The usage control (UCON) model extends traditional access control by allowing attribute changes as side‑effects of access, but its safety properties have remained unexplored despite prior work on its expressive power. This study establishes two core safety results for the UCONA sub‑model, which considers only authorizations. We prove that UCONA’s safety problem is undecidable in general, yet becomes decidable when attribute values are finite and attribute creation is acyclic, and the decidable variant still supports expressive applications such as RBAC and DRM with consumable rights.

Abstract

The usage control (UCON) model was introduced as a unified approach to capture a number of extensions for traditional access control models.

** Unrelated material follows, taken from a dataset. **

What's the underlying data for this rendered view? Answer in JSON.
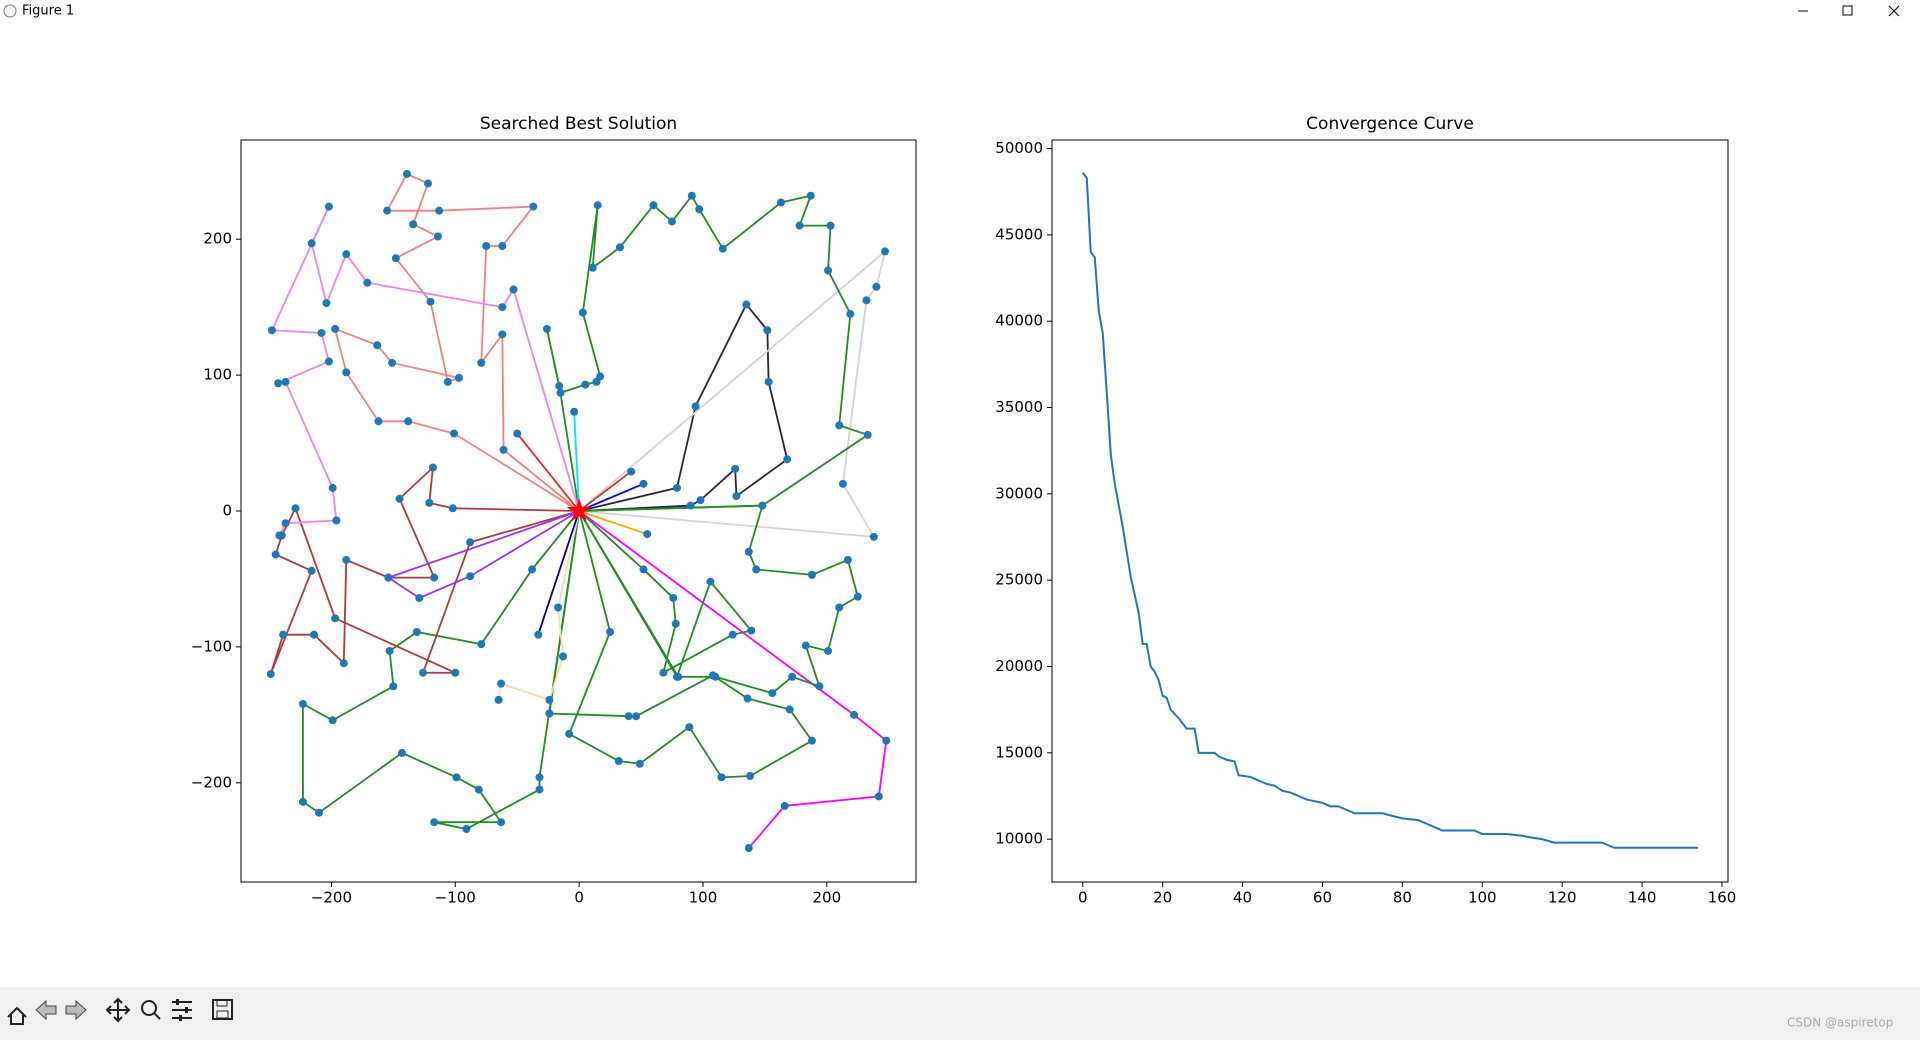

While the policy specification flexibility and expressive power of this model have been studied in previous work, as a related and fundamental problem, the safety analysis of UCON has not been explored. This paper presents two fundamental safety results for UCONA, a sub-model of UCON only considering authorizations. In UCONA, an access control decision is based on the subject and/or the object attributes, which can be changed as the side-effects of using the access right, resulting in possible changes to future access control decisions. Hence the safety question in UCONA is all the more pressing since every access can potentially enable additional permissions due to the mutability of attributes in UCON. In this paper, first we show that the safety problem is in general undecidable. Then, we show that a restricted form of UCONA with finite attribute value domains and acyclic attribute creation relation has a decidable safety property. The decidable model maintains good expressive power as shown by specifying an RBAC system with a specific user-role assignment scheme and a DRM application with consumable rights.